Sometimes, I Remember

Beltane                                                              Summer Moon

Dreams. A couple of nights ago. I had a staff and walked with it. Each time it struck the ground, always at an angle with the head of the staff facing forward, a message from the earth, from the ground of all being came to me. Unfortunately, I don’t remember what they were.

Last night, a very peculiar dream. I lived near an ocean, had just moved there, and the news programs on tv had stories about the red sea. In my little community, a village similar to Conwy, Wales which I visited in 1995, the long time residents laughed. “Red sea. Nah. Red kelp.”

When I went to the ocean to see for myself, the red in the water rippled and flowed in long wet strands of ocean plant life. A bronze colored kelp. When I went back inside a building near the water and climbed some narrow stairs to a room that looked out over the ocean and the swirling kelp, however, I got an ever bigger surprise. There was an eye. The kelp like strands were a body covering for some huge ocean creature. Not a whale. Unknown, but huge, larger than ocean-going cargo carrier and tucked in very close to shore.

Running back downstairs, I moved out on a crumbling concrete path to a large rock that sat by the ocean. Up on it was Sam Eliot, the movie star. He just nodded toward the ocean and I went around the rock’s edge to look out over the water. I couldn’t see water, just the long strains of kelp-like body covering.

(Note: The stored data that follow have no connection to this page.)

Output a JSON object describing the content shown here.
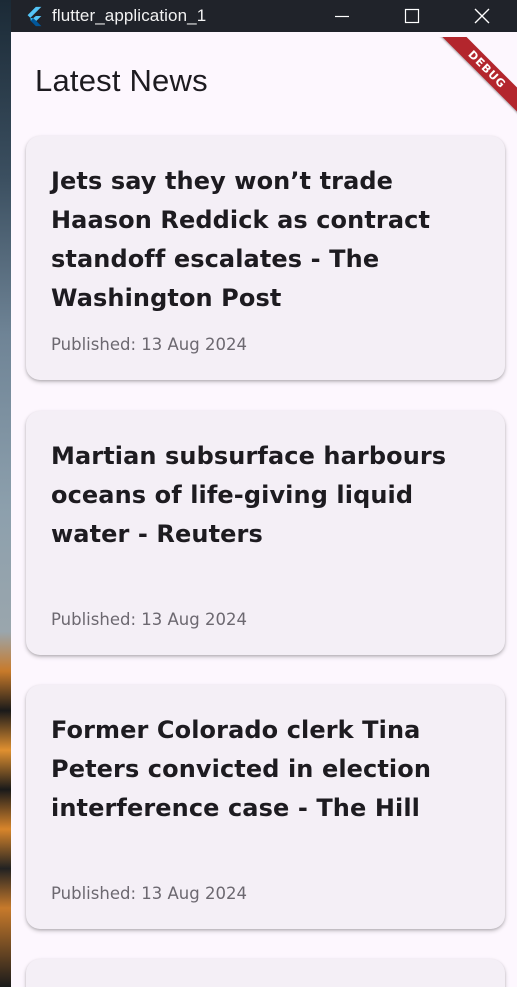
{
  "window": {
    "title": "flutter_application_1",
    "controls": {
      "minimize": "minimize-icon",
      "maximize": "maximize-icon",
      "close": "close-icon"
    }
  },
  "appbar": {
    "title": "Latest News"
  },
  "debug_banner": {
    "label": "DEBUG"
  },
  "articles": [
    {
      "headline": "Jets say they won’t trade Haason Reddick as contract standoff escalates - The Washington Post",
      "published": "Published: 13 Aug 2024"
    },
    {
      "headline": "Martian subsurface harbours oceans of life-giving liquid water - Reuters",
      "published": "Published: 13 Aug 2024"
    },
    {
      "headline": "Former Colorado clerk Tina Peters convicted in election interference case - The Hill",
      "published": "Published: 13 Aug 2024"
    }
  ],
  "colors": {
    "background": "#fdf7fe",
    "card": "#f4eff6",
    "text": "#1d1b20",
    "muted": "#6c6870",
    "debug": "#b3262d",
    "titlebar": "#20232a"
  }
}
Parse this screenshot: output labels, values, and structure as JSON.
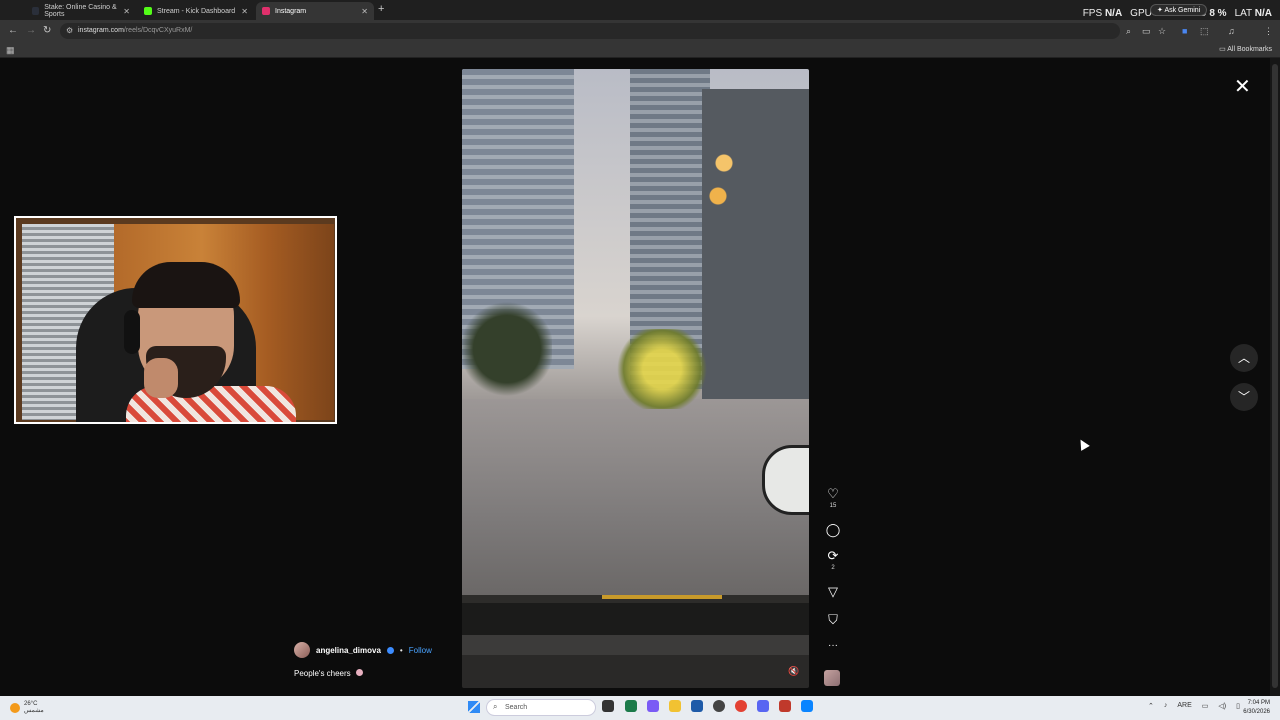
{
  "browser": {
    "tabs": [
      {
        "label": "Stake: Online Casino & Sports",
        "favicon_color": "#2a2f3a",
        "active": false
      },
      {
        "label": "Stream - Kick Dashboard",
        "favicon_color": "#53fc18",
        "active": false
      },
      {
        "label": "Instagram",
        "favicon_color": "#e1306c",
        "active": true
      }
    ],
    "close_glyph": "✕",
    "new_tab_glyph": "+",
    "gemini_label": "Ask Gemini",
    "url_host": "instagram.com",
    "url_path": "/reels/DcqvCXyuRxM/",
    "bookmarks_label": "All Bookmarks"
  },
  "overlay_stats": {
    "fps_label": "FPS",
    "fps_value": "N/A",
    "gpu_label": "GPU",
    "gpu_value": "18 %",
    "cpu_label": "CPU",
    "cpu_value": "8 %",
    "lat_label": "LAT",
    "lat_value": "N/A"
  },
  "reel": {
    "author": "angelina_dimova",
    "follow_label": "Follow",
    "separator": "•",
    "caption": "People's cheers",
    "like_count": "15",
    "repost_count": "2",
    "more_glyph": "···",
    "close_glyph": "✕",
    "up_glyph": "︿",
    "down_glyph": "﹀",
    "mute_glyph": "🔇",
    "icons": {
      "like": "heart-icon",
      "comment": "comment-icon",
      "repost": "repost-icon",
      "share": "send-icon",
      "save": "bookmark-icon"
    }
  },
  "taskbar": {
    "weather_temp": "26°C",
    "weather_desc": "مشمس",
    "search_placeholder": "Search",
    "tray_lang": "ARE",
    "time": "7:04 PM",
    "date": "6/30/2026"
  }
}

Further on, down on a row of shore side businesses, sausage and lemonade stands, curio sellers, I found another vantage point from which to look out on the ocean.  From this angle I could see a head in blue and white, almost neon like, glows, and it was a huge human face, something like the drum major on the Sergeant Pepper’s Lonely Hearts Club Band album cover.

I got the feeling that these two gigantic creatures, one human, one aquatic, were about to confront each other, though it didn’t feel like a battle. More like an important moment of contact between two modes of being.

Light’s Victory, Dark’s Begun

Beltane                                                                      Summer Moon

We’re close to the Summer Solstice. Those crazy Scandinavians are getting ready to get naked and dance around bonfires. I figure it’s all those long cold dark days in winter. I wouldn’t want to try it here. Imagine all those mosquitoes biting you in places no mosquito had ever found on you before. Still. I admire the abandon, the ecstasy these rites release. Dancing sky clad (as the Wiccans have it) honors the bond between earth and fire, person and sun, light and dark.

The Solstice celebration is an astronomical holiday, not one legislated in the halls of Congress or Parliament or the Diet, nor is it a day celebrated solely for a religious or cultural reason. No, it marks an actual celestial event, one with consequences here on earth. Since the Solstice marks the moment when the sun is at its highest (69 degrees here) and therefore pouring down more energy on a given square yard of earth than at any other time, this is the moment of greatest solar strength throughout the year. Due to a lag in warming, June is the coolest of the summer months, but the increased solar energy will begin to demonstrate itself in July and early August.

I’ll comment more on the Solstice on Saturday, but here I want to note my contrary reaction to it. The signal moment of the Solstice for me is the beginning of the sun’s decline in height, heading toward its nadir on December 21st. Just as the Winter Solstice can be seen as the moment when the light begins to return after long months of increasing dark, so the Summer Solstice can be seen as the moment darkness begins to return after long months of increasing light.

If you’re a child of the dark half of the year, finding the cold and solitude of the winter months, especially on that sacred night, the Winter Solstice, inviting and nourishing to your soul, then you might join me in rejoicing at its return.